Toda a discussão realizada a partir do título, contou com uma discussão feita pelo Coletivo Blogueiras Negras, através da criação série “As nêga real”, publicada em http://blogueirasnegras.org/2014/09/20/asnegareal-episodio-02/ . Com declaram as negas virtualmente, a série é produzida “a partir de uma análise meticulosa e do embasamento” das participantes, que usam mente, gestos e voz para expor reflexões sobre argumentos usados pela emissora e outros veiculados na imprensa antes do lançamento na TV. Como desdobramento, após o primeiro episódio, as blogueiras v enfocam o material que foi ao ar na TV, apontasm aspectos que confirmam a estereotipia deflagrada num programa televisivo marcado pela a hipersexualidade das das personagens negras e a subrepresentatividade disfarçada de protagonismo negro, numa série em que a narradora branca reúne todos os trunfos para obter o maior destaque em cena.
Com sua webcam, a advogada Ludmila Cruz registrou um depoimento intitulado “A nega falando da nega”. Postado em rede social, o vídeo foi incorporado ao acervo de postagens reunidas no Geledés – http://www.geledes.org.br/nega-falando-o-sexo-e-negas-antes-que-pecam-minha-opiniao/#axzz3DuPzX2TL. Imagem e texto expostos no vídeo resultam de mais um produto da ação das midiativistas negras em busca da veiculação de uma produção de conhecimentos que contraria a postura de receptor passivo, estimulada pela TV no público brasileiro.

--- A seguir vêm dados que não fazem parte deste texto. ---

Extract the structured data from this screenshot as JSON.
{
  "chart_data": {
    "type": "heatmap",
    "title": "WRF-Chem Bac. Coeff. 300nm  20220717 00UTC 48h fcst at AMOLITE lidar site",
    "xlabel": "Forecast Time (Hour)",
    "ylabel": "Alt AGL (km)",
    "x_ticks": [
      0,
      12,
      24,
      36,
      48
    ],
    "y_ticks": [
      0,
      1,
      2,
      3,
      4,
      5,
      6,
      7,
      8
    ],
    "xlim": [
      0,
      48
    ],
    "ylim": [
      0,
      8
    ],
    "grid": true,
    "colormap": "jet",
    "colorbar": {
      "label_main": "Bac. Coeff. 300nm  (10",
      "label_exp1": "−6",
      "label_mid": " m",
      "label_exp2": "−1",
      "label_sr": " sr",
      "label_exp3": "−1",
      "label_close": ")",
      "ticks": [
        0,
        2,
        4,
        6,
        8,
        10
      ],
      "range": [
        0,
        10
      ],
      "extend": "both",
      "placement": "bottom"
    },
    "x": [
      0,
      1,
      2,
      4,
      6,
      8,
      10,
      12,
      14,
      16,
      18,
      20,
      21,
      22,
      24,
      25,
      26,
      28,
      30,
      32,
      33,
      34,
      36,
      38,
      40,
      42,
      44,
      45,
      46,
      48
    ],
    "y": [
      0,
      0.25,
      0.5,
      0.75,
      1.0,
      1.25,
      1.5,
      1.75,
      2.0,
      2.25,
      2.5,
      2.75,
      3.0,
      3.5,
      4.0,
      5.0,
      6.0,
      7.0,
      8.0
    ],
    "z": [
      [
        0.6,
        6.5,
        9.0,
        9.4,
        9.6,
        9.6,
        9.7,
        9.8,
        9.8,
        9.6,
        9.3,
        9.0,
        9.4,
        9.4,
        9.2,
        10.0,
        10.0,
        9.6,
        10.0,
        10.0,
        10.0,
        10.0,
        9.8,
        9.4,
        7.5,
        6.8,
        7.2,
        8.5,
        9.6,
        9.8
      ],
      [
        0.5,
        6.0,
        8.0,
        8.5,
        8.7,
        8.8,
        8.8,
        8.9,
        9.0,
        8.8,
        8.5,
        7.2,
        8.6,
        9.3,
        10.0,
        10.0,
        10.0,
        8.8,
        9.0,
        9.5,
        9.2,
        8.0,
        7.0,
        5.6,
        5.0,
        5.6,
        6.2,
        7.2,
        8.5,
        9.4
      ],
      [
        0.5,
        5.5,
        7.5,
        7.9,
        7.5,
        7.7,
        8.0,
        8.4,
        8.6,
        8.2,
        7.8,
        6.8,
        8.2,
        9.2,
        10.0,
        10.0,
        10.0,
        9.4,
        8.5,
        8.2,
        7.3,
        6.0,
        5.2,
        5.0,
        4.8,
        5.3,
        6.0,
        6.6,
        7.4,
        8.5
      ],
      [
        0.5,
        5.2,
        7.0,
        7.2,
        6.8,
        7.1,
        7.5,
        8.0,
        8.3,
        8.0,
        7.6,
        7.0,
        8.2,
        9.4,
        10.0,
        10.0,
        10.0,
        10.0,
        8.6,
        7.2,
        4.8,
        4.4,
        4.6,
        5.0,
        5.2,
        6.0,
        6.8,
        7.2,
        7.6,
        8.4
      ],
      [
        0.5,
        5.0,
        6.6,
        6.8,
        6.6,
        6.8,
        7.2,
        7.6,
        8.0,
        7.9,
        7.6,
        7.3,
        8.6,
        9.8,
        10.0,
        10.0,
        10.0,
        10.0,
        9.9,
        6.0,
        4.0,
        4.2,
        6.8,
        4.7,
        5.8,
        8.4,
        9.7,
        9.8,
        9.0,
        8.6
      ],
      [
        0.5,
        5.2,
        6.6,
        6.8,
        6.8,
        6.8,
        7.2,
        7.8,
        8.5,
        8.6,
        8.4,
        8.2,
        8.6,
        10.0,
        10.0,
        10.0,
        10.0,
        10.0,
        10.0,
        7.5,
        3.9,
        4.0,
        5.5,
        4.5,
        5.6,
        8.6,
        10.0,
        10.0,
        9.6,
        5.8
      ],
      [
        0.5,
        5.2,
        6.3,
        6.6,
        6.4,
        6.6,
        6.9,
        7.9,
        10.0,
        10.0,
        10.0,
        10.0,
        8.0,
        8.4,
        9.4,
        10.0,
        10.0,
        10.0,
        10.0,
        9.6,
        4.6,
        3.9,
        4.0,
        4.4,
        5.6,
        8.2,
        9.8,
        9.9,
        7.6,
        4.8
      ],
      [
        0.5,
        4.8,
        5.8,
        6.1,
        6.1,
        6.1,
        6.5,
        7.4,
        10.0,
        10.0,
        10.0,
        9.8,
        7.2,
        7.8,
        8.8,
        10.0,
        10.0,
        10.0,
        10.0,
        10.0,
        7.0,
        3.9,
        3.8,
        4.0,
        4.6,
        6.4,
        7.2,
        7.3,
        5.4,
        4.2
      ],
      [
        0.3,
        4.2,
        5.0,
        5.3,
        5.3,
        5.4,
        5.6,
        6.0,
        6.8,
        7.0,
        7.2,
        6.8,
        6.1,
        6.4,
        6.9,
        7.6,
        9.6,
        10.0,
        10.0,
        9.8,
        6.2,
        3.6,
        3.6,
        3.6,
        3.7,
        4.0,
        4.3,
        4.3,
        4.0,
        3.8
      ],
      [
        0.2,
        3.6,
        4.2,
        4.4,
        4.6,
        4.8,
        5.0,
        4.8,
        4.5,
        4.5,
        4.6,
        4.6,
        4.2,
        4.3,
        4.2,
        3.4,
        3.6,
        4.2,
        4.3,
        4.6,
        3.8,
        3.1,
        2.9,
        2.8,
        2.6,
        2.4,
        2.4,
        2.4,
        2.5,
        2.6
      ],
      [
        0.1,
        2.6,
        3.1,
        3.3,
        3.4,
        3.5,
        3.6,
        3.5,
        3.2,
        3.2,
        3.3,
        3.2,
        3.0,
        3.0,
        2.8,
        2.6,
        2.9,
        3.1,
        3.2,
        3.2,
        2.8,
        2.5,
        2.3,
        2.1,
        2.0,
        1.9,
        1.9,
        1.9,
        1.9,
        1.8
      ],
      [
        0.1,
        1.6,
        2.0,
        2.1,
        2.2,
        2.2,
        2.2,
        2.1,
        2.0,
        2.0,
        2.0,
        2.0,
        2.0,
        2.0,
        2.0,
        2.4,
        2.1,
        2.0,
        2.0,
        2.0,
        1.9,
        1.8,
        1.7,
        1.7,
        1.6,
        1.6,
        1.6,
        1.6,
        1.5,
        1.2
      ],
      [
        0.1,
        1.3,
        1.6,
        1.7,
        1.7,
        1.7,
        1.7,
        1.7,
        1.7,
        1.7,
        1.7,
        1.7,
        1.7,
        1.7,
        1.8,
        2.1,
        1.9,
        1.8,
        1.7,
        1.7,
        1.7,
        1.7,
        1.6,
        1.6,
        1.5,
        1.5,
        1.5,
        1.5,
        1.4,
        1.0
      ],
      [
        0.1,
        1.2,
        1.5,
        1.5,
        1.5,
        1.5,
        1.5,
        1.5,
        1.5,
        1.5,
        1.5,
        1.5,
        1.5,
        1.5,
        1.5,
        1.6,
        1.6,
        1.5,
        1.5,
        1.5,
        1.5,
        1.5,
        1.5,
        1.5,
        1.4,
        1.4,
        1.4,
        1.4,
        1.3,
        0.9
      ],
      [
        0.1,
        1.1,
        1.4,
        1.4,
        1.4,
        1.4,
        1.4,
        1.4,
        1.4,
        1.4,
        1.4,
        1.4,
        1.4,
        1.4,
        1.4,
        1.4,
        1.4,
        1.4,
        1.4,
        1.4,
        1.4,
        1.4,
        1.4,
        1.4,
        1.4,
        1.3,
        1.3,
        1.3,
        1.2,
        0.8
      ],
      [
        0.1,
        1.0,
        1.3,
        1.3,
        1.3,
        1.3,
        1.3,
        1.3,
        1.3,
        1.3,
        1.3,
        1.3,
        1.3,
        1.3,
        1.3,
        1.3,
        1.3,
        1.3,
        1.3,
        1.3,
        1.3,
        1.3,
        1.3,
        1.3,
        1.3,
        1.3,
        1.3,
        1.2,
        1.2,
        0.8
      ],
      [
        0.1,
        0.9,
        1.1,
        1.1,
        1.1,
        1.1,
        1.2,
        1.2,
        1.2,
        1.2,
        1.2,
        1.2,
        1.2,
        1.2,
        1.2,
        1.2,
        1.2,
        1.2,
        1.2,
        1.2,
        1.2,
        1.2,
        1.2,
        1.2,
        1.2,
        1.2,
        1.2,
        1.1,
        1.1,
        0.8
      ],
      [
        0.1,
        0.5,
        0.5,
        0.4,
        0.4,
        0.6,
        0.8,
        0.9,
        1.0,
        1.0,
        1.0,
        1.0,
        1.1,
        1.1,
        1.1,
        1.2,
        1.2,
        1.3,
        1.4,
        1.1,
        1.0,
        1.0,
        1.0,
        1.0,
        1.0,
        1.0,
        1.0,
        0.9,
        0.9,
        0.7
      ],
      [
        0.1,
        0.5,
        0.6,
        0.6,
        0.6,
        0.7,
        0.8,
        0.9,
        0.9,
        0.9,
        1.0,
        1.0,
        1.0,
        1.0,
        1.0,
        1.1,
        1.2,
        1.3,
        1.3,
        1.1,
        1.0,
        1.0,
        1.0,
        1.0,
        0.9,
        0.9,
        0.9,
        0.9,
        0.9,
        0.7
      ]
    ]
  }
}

Ao terem sua expectativa de um mínimo de respeito desrespeitada na TV, mulheres afrobrasileiras detonaram um belo movimento de articulação de corpo e mente na produção e reprodução de textos falados e escritos para combater o racismo cordial e estrutural existente na realidade e ficção, ao qual se deseja combater com o uso de diferentes estratégias de afroativismo possíveis com uso das mídias digitais. Trata-se de um efetivo protagonismo negro, tornado possível a partir do midiativismo das negas. Em diferentes frentes, as ações colaboram com a circulação de outros discursos, pondo em discussão longínquas formas de representação da população negra, antes aceitas sem questionamentos.
O material produzido, e em parte aqui apontado, atua em prol de uma mídia sem racismo e da criação e circulação de diálogos inclusivos, construídos com base no respeito aos seres humanos e desconstrução de estereótipos instaurados em nossa sociedade desde os tempos das senzalas, e perpetuados nas TV que ocupam as salas das casas grandes e pequenas desse país, onde a grande mídia pretende sufocar a discussão diagnosticando a “histeria e cegueira” em militantes que provam sua ampla visão de aspectos criticáveis numa série que se pretende inovadora, embora repita velhos chavões racistas a partir de um título, cujo espectro racista é traduzido no desenho criado por Fernanda Moreira em seu artivismo. Circulando nas redes sociais, arte de Fernanda foi utilizada como para ilustrar um dos meios buscados pelo midiativismo para destruir o racismo naturalizado na e pela mídia.